En effet, tout observateur lucide ne peut ne pas avoir été surpris par la vitesse et l’efficacité avec lesquelles une police, incompétente et mise en échec systématiquement depuis 4 ans sur tout le territoire par des gangs amateurs, a brillé moins de 24 heures après l’assassinat. La police haïtienne, impuissante face aux gangs, a pu arrêter en moins de temps qu’il ne faut pour le dire des mercenaires que l’on prétend être des professionnels étrangers. Pourtant ceux-ci ont pu déjouer tous les dispositifs de sécurité pour se retrouver dans l’intimité des appartements d’un président et curieusement, une fois leur œuvre terminée, ils sont retrouvés et tués dans des hôtels miteux comme s’ils étaient des amateurs qui n’avaient  pas prévus leur fuite.

Quelle haute performance paradoxale pour la police d’un pays qui, en 26 ans d’existence, accuse un taux  de 0.000000001% de crimes résolus ! Dois-je rappeler que sur les 35 dernières années, depuis la chute de Jean Claude Duvalier en 1986, l’un des tout premiers assassinats spectaculaires a été commis sur un avocat du nom de Yves Volel et que jusqu’à présent l’enquête se poursuit. Comment ne pas aussi constater la soudaine mise sur pause des activités des gangs, comme si la main qui les manipulait a été soit désactivée, soit occupée ailleurs. Car la dynamique du chaos voudrait que les gangs profitent de cet évènement pour imposer leur loi, comme ils l’ont fait ces 4 dernières années. Or c’est le calme plat, un calme qui confirme que le chaos haïtien est bien diplomatiquement réglé. Que de paradoxes !

Et c’est sans doute pour tous ces florilèges de paradoxes qu’Haïti est le théâtre d’expérimentation de la communauté internationale, notamment des Américains, des Français et des Canadiens. Une réalité hélas que les médias internationaux peinent à souligner par manque d’éthique. Car en précisant qu’Haïti est le pays le plus pauvre et le plus instable de l’Amérique, ils oublient toujours de dire que sur ce pays ce sont les Américains, les Français, les Canadiens, avec leurs agences, leurs attachés culturels et leurs ONG qui y règnent en maitres.

La preuve, c’est l’ONU qui vient de décider ce jeudi 8 juillet 2021 le nouvel homme de main qui a reçu la légitimité pour diriger Haïti, comme l’OEA l’avait déjà fait en 2011.

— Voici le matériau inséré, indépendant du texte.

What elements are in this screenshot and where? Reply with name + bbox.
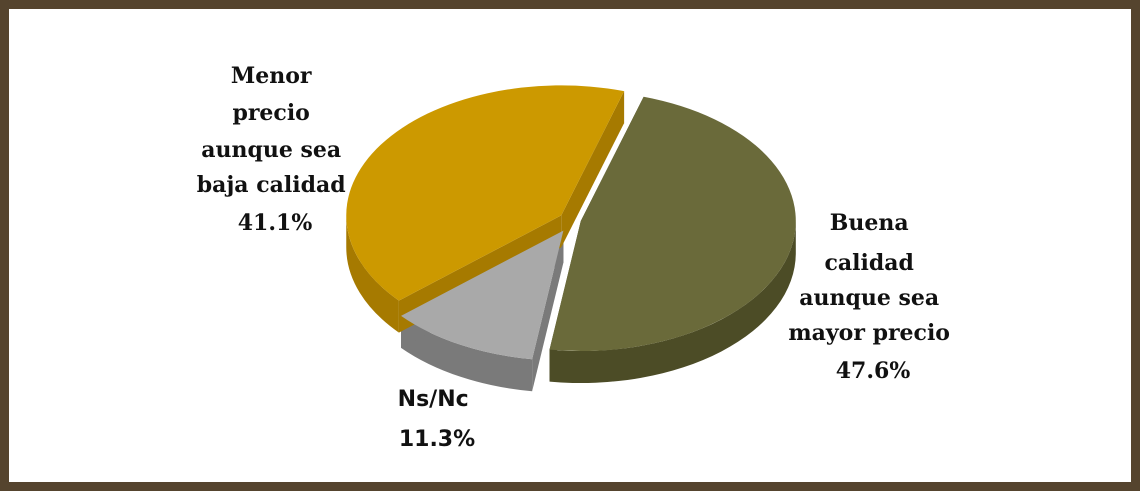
slice-ns-nc-side <box>401 315 533 392</box>
label-ns-nc: Ns/Nc 11.3% <box>398 387 477 452</box>
slice-buena-calidad-side <box>549 221 796 384</box>
value-label-ns-nc: 11.3% <box>399 427 475 452</box>
pie-slices <box>346 85 796 392</box>
value-label-buena-calidad: 47.6% <box>836 358 911 384</box>
slice-menor-precio <box>346 85 625 301</box>
label-buena-calidad: Buena calidad aunque sea mayor precio 47… <box>788 210 957 384</box>
label-menor-precio: Menor precio aunque sea baja calidad 41.… <box>197 63 354 236</box>
slice-ns-nc <box>401 230 564 360</box>
slice-menor-precio-side <box>346 215 399 333</box>
slice-menor-precio-cut-1 <box>561 91 625 248</box>
slice-ns-nc-cut-0 <box>532 230 564 392</box>
slice-buena-calidad <box>549 96 796 352</box>
value-label-menor-precio: 41.1% <box>238 210 313 236</box>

Le vrai message de cet assassinat

Mais le vrai  message que renferme cet assassinat est le suivant :les Haïtiens n’ont désormais plus de pouvoir sur leur pays que ne l’avaient les esclaves sur la colonie de Saint-Domingue. Haïti a atteint un tel niveau d’insignifiance, par le déracinement culturel et la déshumanisation des élites qui s’y sont constituées, que la communauté internationale peut, délibérément à sa guise, mettre un chien à la tête de ce pays, qu’il n’y aura aucune indignation collective. Et même qu’il y aura des universitaires, des hommes d’affaires, des journalistes, des professionnels, des ONG pour continuer de vaquer à leur aubaine et à leur petite réussite en se mettant à disposition du nouveau pouvoir pour se rendre utile.

Voilà pourquoi il est intéressant de chercher à comprendre comment Haïti a pu atteindre ce niveau d’insignifiance. Car loin d’être une spécificité haïtienne, cette indigence est le résultat d’un conditionnement psycho-cognitif qui peut survenir partout ailleurs.

J’estime qu’il était opportun que je prenne le temps de partager ce message.